Our SQL engine currently allows users to provide a semicolon-separated list of SQL statements in a single string, and will execute all statements before returning multiple result sets back in a single response to the user. Since the SQL Executor has access to multiple statements in a transaction all at once when a user provides a semicolon-separated list of statements, this interface would be a natural fit to extend for parallelized statement execution. An alternate approach to parallelizing statements through a standard conversational API is to parallelize statements sent within a semicolon-separated statement list. A user would simply activate statement parallelization through some kind of session variable setting and would then send groups of statements separated by semicolons in a single request. Our SQL engine would detect statements that could be run in parallel and would do so whenever possible. It would then return a single response with multiple result sets, like it already does for grouped statements like these. A list of pros and cons to this approach are listed below:

  • [+] Drivers are already expecting multiple result sets all at once when they send semicolon-separated statements
  • [+] Never needs to mock out statement results
  • [+] Allows error handling to remain relatively straightforward because the executor has all statements on hand at the time of batch execution and will not prematurely testify to the success or failure of any statement before its execution
  • [+] Fits a nice mental model/easy to reason about
  • [+] Does not need to be opt-in, although we probably still want it to be, at least at first
  • [+] More generally applicable
  • [+] Could support parallelized reads
  • [-] May not be possible to use with ORMs (or may at least require custom handling)
  • [-] Inflexible with regard to allowing users to decide which statements get executed in parallel

Coalesced Batches

An alternate approach to supporting concurrent client.Batches executing within a client.Txn is to gain concurrency support at a layer above KV, in SQL logic. To do this, we would build up a single client.Batch between multiple statements and then run this batch when all statements are ready.

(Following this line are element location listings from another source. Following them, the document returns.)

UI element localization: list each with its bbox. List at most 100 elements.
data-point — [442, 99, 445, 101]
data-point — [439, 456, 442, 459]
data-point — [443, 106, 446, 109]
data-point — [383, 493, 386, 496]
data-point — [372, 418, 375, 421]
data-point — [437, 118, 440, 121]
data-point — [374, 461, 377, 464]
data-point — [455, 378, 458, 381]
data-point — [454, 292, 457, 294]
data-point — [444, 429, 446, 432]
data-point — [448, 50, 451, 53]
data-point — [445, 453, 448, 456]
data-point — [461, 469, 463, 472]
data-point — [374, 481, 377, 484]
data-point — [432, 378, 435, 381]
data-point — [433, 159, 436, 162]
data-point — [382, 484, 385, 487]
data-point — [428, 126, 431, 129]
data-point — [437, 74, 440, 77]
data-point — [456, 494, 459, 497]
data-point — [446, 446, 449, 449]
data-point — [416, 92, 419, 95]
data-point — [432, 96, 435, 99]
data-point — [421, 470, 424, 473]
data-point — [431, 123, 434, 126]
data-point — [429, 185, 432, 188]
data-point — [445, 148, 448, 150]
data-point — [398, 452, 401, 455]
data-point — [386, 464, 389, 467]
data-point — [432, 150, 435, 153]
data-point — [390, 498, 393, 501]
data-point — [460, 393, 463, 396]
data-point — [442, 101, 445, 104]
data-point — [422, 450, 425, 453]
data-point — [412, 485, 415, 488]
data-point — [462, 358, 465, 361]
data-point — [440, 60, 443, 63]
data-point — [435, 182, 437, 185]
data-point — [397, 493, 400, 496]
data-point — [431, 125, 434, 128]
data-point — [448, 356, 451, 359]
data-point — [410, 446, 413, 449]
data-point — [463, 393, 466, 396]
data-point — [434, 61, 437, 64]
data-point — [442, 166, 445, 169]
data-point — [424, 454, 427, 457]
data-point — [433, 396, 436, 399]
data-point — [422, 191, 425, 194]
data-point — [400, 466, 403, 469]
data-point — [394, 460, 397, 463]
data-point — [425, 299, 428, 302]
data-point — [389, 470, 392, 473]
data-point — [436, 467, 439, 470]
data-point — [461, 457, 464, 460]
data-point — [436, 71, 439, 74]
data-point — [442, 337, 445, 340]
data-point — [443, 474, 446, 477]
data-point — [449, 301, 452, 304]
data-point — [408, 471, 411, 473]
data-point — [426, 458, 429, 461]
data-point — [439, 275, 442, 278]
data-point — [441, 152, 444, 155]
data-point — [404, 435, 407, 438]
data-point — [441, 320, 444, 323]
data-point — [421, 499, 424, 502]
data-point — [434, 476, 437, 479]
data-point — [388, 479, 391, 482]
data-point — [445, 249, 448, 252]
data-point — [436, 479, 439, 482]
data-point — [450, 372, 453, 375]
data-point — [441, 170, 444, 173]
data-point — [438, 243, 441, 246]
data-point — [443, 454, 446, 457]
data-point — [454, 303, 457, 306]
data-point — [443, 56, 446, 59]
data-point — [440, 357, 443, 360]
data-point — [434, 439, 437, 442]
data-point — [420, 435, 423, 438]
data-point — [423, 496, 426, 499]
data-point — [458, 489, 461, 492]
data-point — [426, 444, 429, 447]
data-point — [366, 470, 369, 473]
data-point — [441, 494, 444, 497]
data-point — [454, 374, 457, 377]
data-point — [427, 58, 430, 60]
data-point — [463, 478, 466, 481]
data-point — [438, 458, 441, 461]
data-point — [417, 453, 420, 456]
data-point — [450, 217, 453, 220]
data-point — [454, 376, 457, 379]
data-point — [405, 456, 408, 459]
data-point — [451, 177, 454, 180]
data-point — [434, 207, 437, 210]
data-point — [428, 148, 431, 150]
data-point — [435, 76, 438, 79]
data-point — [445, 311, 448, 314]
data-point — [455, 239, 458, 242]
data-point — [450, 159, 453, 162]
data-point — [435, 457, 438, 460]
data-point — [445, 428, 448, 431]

Doing so would not be terribly difficult, but would be fairly intrusive into code surrounding the sql.tableWriter interface. The sql.Executor would need to inject some new object (BatchCoalescer?) that wraps a single client.Batch, packages multiple client requests from multiple goroutines into the batch, sends the batch only when all goroutines were ready, and then delegates the results out to the appropriate goroutines when the batch response arrives. During this implementation, it would almost certainly make sense to pull out a new interface in the internal/client package that incorporates the creation/execution of client requests (Get, Put, etc.), since these methods are already shared across client.DB, client.Txn, and client.Batch. Our new batch delegation object could then also implement this interface to allow for conditional indirection in the SQL layer.

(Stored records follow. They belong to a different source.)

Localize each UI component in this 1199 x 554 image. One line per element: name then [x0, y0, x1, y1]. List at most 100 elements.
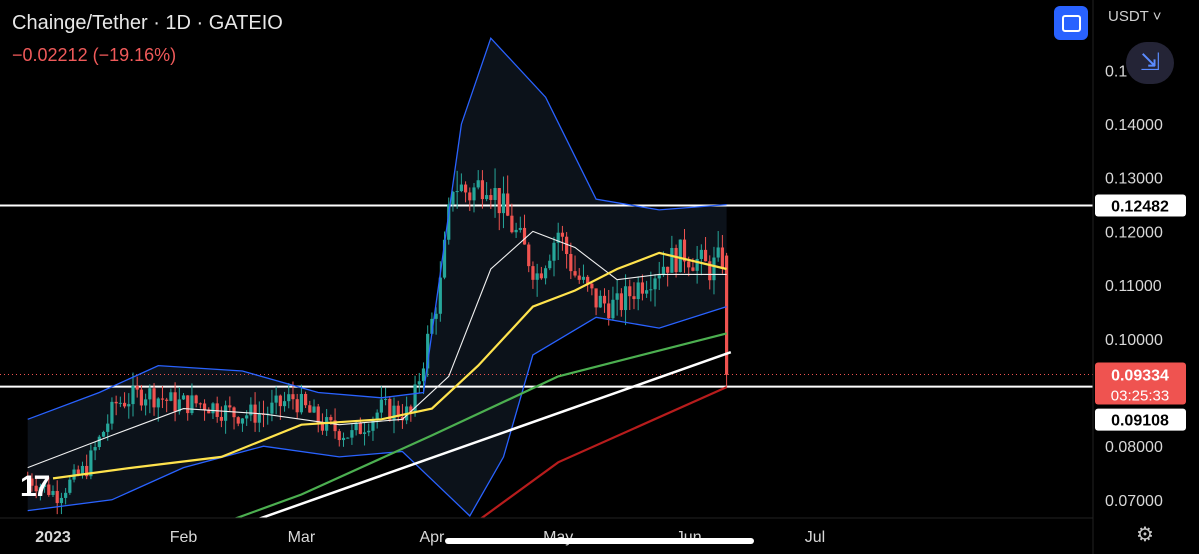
candle — [85, 465, 89, 477]
candle — [413, 384, 417, 412]
candle — [522, 227, 527, 245]
price-tag-current: 0.09334 — [1111, 368, 1169, 385]
candle — [173, 392, 177, 412]
candle — [573, 271, 577, 276]
candle — [636, 282, 640, 300]
candle — [649, 289, 653, 291]
candle — [68, 479, 72, 493]
candle — [341, 437, 346, 441]
candle — [228, 405, 232, 408]
candle — [527, 244, 531, 267]
candle — [358, 422, 362, 434]
candle — [501, 193, 506, 214]
candle — [101, 431, 106, 437]
candle — [514, 229, 518, 233]
candle — [543, 268, 548, 279]
candle — [687, 261, 691, 268]
candle — [337, 431, 341, 441]
candle — [379, 399, 383, 413]
candle — [396, 405, 400, 417]
candle — [472, 187, 476, 201]
candle — [38, 487, 42, 492]
candle — [556, 232, 560, 243]
candle — [181, 395, 186, 400]
candle — [674, 247, 678, 273]
candle — [97, 436, 101, 448]
candle — [493, 188, 497, 200]
candle — [623, 286, 628, 311]
candle — [316, 406, 320, 424]
candle — [653, 278, 657, 290]
candle — [434, 313, 438, 319]
candle — [666, 266, 670, 273]
candle — [459, 184, 463, 192]
candle — [165, 399, 169, 401]
plot-area[interactable] — [0, 36, 1093, 553]
candle — [421, 368, 426, 382]
candle — [607, 303, 611, 319]
candle — [64, 492, 68, 498]
trendline[interactable] — [221, 351, 732, 532]
candle — [76, 469, 80, 475]
y-tick-label: 0.11000 — [1105, 278, 1162, 295]
candle — [447, 204, 451, 240]
candle — [615, 293, 619, 300]
candle — [670, 247, 674, 273]
candle — [144, 399, 148, 406]
candle — [712, 257, 716, 281]
bollinger-lower — [27, 305, 727, 517]
x-tick-label: Feb — [170, 529, 198, 546]
candle — [417, 381, 421, 385]
y-tick-label: 0.13000 — [1105, 171, 1163, 188]
candle — [47, 484, 51, 495]
candle — [207, 409, 211, 414]
candle — [362, 432, 367, 434]
y-tick-label: 0.12000 — [1105, 224, 1163, 241]
candle — [89, 450, 93, 477]
candle — [569, 253, 573, 272]
candle — [518, 227, 522, 230]
candle — [224, 405, 228, 421]
candle — [442, 239, 447, 278]
candle — [131, 385, 135, 405]
candle — [645, 290, 649, 294]
home-indicator[interactable] — [445, 538, 754, 544]
candle — [30, 478, 34, 486]
currency-label: USDT — [1108, 8, 1149, 25]
candle — [598, 295, 602, 308]
countdown-label: 03:25:33 — [1111, 388, 1169, 405]
price-tag-low-bg — [1095, 408, 1186, 431]
collapse-arrows-icon[interactable]: ⇲ — [1126, 42, 1174, 84]
fullscreen-icon[interactable] — [1054, 6, 1088, 40]
candle — [304, 393, 308, 406]
candle — [409, 406, 413, 412]
currency-selector[interactable]: USDT ˅ — [1108, 8, 1162, 25]
candle — [590, 283, 594, 289]
candle — [497, 188, 501, 214]
price-tag-current-bg — [1095, 362, 1186, 405]
candle — [531, 266, 535, 280]
candle — [219, 416, 223, 421]
candle — [320, 423, 325, 431]
candle — [565, 236, 569, 254]
candle — [26, 478, 30, 480]
candle — [682, 239, 687, 262]
candle — [708, 261, 712, 281]
moving-average-red — [479, 386, 728, 518]
candle — [240, 418, 245, 424]
candle — [657, 275, 661, 279]
candle — [270, 402, 274, 414]
candle — [34, 485, 38, 492]
candle — [261, 413, 266, 415]
candle — [42, 484, 47, 488]
candle — [152, 388, 156, 408]
candle — [581, 276, 586, 280]
candle — [455, 191, 459, 193]
candle — [106, 423, 110, 432]
candle — [552, 242, 556, 261]
bollinger-fill — [27, 38, 727, 516]
gear-icon[interactable]: ⚙ — [1136, 524, 1154, 546]
y-tick-label: 0.07000 — [1105, 493, 1163, 510]
candle — [148, 388, 152, 400]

This approach gets more complicated when considering statements that issue multiple KV batches. These cases are not rare, and arise for all statements that deal with foreign keys. This is also the case for UPSERT statements. The optimal solution here is not clear, but may reduce to the serial execution of these parts of the statement evaluation, or the decision to simply not parallelize any statement that requires more than one client.Batch execution at all.

Unresolved questions

Distributed SQL Interaction

The dependency detection algorithm proposed here applies just as well to distributed SQL as it does to standard SQL. Likewise, the question of programmatically interfacing with this new feature applies to both SQL engines as well. However, it remains to be explored if distributed SQL will need any special handling for parallel statement execution.

Parallel Foreign Key Validation

There is a TODO in foreign key validation code to batch the checks for multiple rows. While not directly related to this RFC, infrastructure developed here could be directly applicable to solving that issue.